Georgian law enforcement officers detain a demonstrator protesting the controversial "foreign influence" bill, near the parliament in Tbilisi on May 14, 2024.
Some of the demonstrators were detained by law enforcement near parliament on TuesdayImage: GIORGI ARJEVANIDZE/AFP

DW correspondent Maria Katamadze was outside the parliament in Tblisi on Tuesday. She said the government argues that it's trying to prevent the "Ukrainization" of the country by tracking mainly western investments, and to reduce the risk of escalating tensions with Russia. 

Meanwhile, she said that many of the demonstrators concurred with recent Western warnings that "Georgia's EU trajectory is at risk." She said many of the protesters said they believed the government was pretending to support eventual EU membership because of the high public support, while in fact trying to thwart the process.

How the EU and US reacted to Georgia's bill

European Council President Charles Michel commented on Georgia during a visit to a political conference in Copenhagen on Tuesday, prior to the vote clearing parliament. 

Michel said of politicians in Georgia that "if they want to join the EU, they have to respect the fundamental principles of the rule of law and the democratic principle." 

Georgia is one of nine current official candidates for EU membership. It was only granted the status recently, in November last year, with confirmation the following month.

The accession process tends to be a slow one, always taking years and sometimes decades.

"EU member countries are very clear that if this law is adopted it will be a serious obstacle for Georgia in its European perspective," EU spokesman Peter Stano meanwhile told reporters in Brussels. 

Protesters in Georgia defy government arrest warning

The White House issued a statement saying the US cold "reassess" its relations with Georgia if the bill passess into law. 

"We also know that the Georgian government has said it wants to join the EU and have a relationship with transatlantic organizations such as NATO," State Department spokesman Vedant Patel told reporters later. "Things like this legislation, they are inconsistent with that stated goal," he said.

Can Georgia's president veto the foreign influence bill?

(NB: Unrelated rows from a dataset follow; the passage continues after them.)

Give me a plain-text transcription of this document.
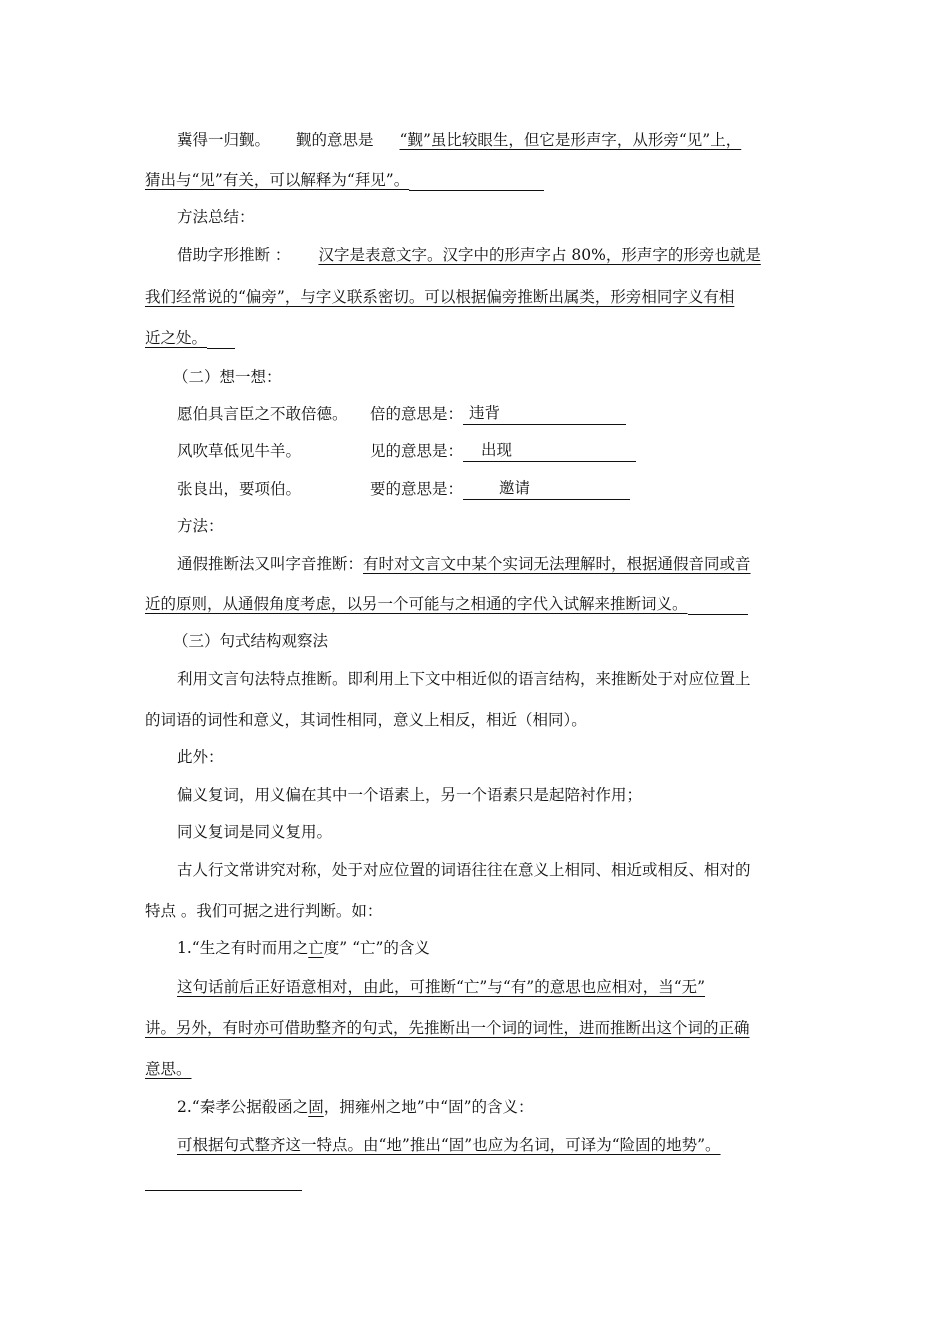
冀得一归觐。 觐的意思是 “觐”虽比较眼生，但它是形声字，从形旁“见”上，
猜出与“见”有关，可以解释为“拜见”。
方法总结：
借助字形推断 ： 汉字是表意文字。汉字中的形声字占 80%，形声字的形旁也就是
我们经常说的“偏旁”，与字义联系密切。可以根据偏旁推断出属类，形旁相同字义有相
近之处。
（二）想一想：
愿伯具言臣之不敢倍德。 倍的意思是： 违背
风吹草低见牛羊。	见的意思是： 出现
张良出，要项伯。	要的意思是： 邀请
方法：
通假推断法又叫字音推断：有时对文言文中某个实词无法理解时，根据通假音同或音
近的原则，从通假角度考虑，以另一个可能与之相通的字代入试解来推断词义。
（三）句式结构观察法
利用文言句法特点推断。即利用上下文中相近似的语言结构，来推断处于对应位置上
的词语的词性和意义，其词性相同，意义上相反，相近（相同）。
此外：
偏义复词，用义偏在其中一个语素上，另一个语素只是起陪衬作用；
同义复词是同义复用。
古人行文常讲究对称，处于对应位置的词语往往在意义上相同、相近或相反、相对的
特点 。我们可据之进行判断。如：
1.“生之有时而用之亡度” “亡”的含义
这句话前后正好语意相对，由此，可推断“亡”与“有”的意思也应相对，当“无”
讲。另外，有时亦可借助整齐的句式，先推断出一个词的词性，进而推断出这个词的正确
意思。
2.“秦孝公据殽函之固，拥雍州之地”中“固”的含义：
可根据句式整齐这一特点。由“地”推出“固”也应为名词，可译为“险固的地势”。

The bill is almost identical to one put forward last year by the Georgian Dream party, which it subsequently withdrew amid public protests. 

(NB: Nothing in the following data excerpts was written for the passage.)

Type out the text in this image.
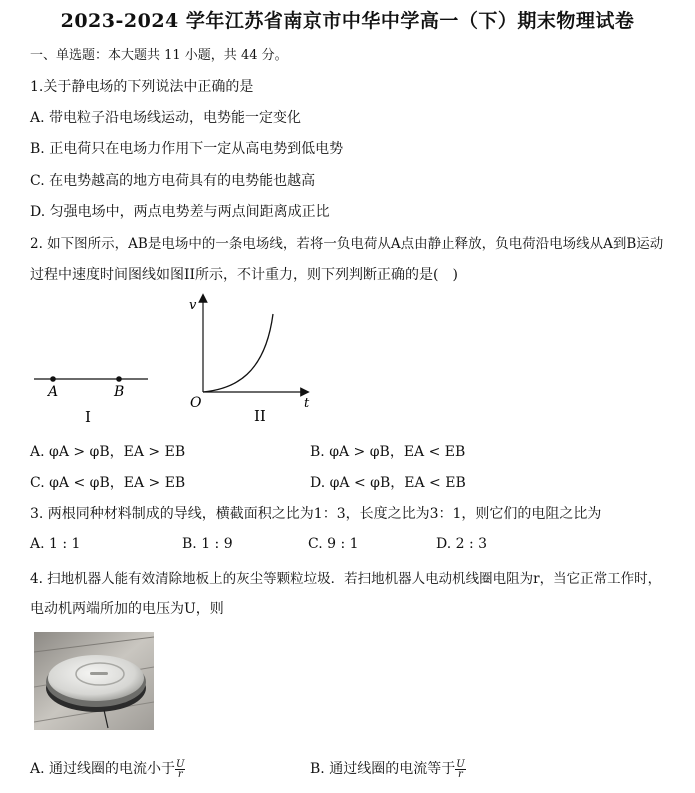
2023-2024 学年江苏省南京市中华中学高一（下）期末物理试卷
一、单选题：本大题共 11 小题，共 44 分。
1.关于静电场的下列说法中正确的是
A. 带电粒子沿电场线运动，电势能一定变化
B. 正电荷只在电场力作用下一定从高电势到低电势
C. 在电势越高的地方电荷具有的电势能也越高
D. 匀强电场中，两点电势差与两点间距离成正比
2. 如下图所示，AB是电场中的一条电场线，若将一负电荷从A点由静止释放，负电荷沿电场线从A到B运动
过程中速度时间图线如图II所示，不计重力，则下列判断正确的是(　)
A	B
I
v
t
O
II
A. φA > φB，EA > EB	B. φA > φB，EA < EB
C. φA < φB，EA > EB	D. φA < φB，EA < EB
3. 两根同种材料制成的导线，横截面积之比为1：3，长度之比为3：1，则它们的电阻之比为
A. 1 : 1	B. 1 : 9	C. 9 : 1	D. 2 : 3
4. 扫地机器人能有效清除地板上的灰尘等颗粒垃圾．若扫地机器人电动机线圈电阻为r，当它正常工作时，
电动机两端所加的电压为U，则
A. 通过线圈的电流小于 $\frac{U}{r}$	B. 通过线圈的电流等于 $\frac{U}{r}$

These protests have resurfaced at the second attempt, but the government has stuck with the plans. 

However, President Salome Zourabichvili told DW last month that she planned to veto the law, calling it a "copy" of Russian legislation introduced in the aftermath of Vladimir Putin's return to the role of president in 2012.

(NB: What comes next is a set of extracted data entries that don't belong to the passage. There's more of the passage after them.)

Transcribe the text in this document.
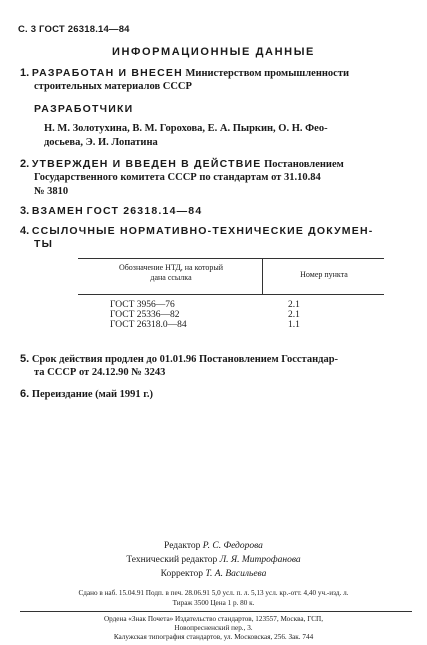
С. 3 ГОСТ 26318.14—84
ИНФОРМАЦИОННЫЕ ДАННЫЕ
1. РАЗРАБОТАН И ВНЕСЕН Министерством промышленности
строительных материалов СССР
РАЗРАБОТЧИКИ
Н. М. Золотухина, В. М. Горохова, Е. А. Пыркин, О. Н. Фео-
досьева, Э. И. Лопатина
2. УТВЕРЖДЕН И ВВЕДЕН В ДЕЙСТВИЕ Постановлением
Государственного комитета СССР по стандартам от 31.10.84
№ 3810
3. ВЗАМЕН ГОСТ 26318.14—84
4. ССЫЛОЧНЫЕ НОРМАТИВНО-ТЕХНИЧЕСКИЕ ДОКУМЕН-
ТЫ
Обозначение НТД, на который
дана ссылка	Номер пункта
ГОСТ 3956—76	2.1
ГОСТ 25336—82	2.1
ГОСТ 26318.0—84	1.1
5. Срок действия продлен до 01.01.96 Постановлением Госстандар-
та СССР от 24.12.90 № 3243
6. Переиздание (май 1991 г.)
Редактор Р. С. Федорова
Технический редактор Л. Я. Митрофанова
Корректор Т. А. Васильева
Сдано в наб. 15.04.91 Подп. в печ. 28.06.91 5,0 усл. п. л. 5,13 усл. кр.-отт. 4,40 уч.-изд. л.
Тираж 3500 Цена 1 р. 80 к.
Ордена «Знак Почета» Издательство стандартов, 123557, Москва, ГСП,
Новопресненский пер., 3.
Калужская типография стандартов, ул. Московская, 256. Зак. 744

Should that happen, parliament has the power to overrule her veto with one last vote. 

Georgia’s 'foreign agent' law fuels mass protests

Independent since 1991 and the collapse of the Soviet Union, Georgia is situated in the oil-rich Caucasus on Russia's southern border, with Turkey, Armenia and Azerbaijan to its south and east.

The country has two predominantly Russian-speaking breakaway regions, Abkhazia and South Ossetia, which Russia recognizes as sovereign states.

Russian troops entered Georgia and joined the fighting at the high point of these regions' battle for independence in 2008 where Georgia lost de facto control of territory.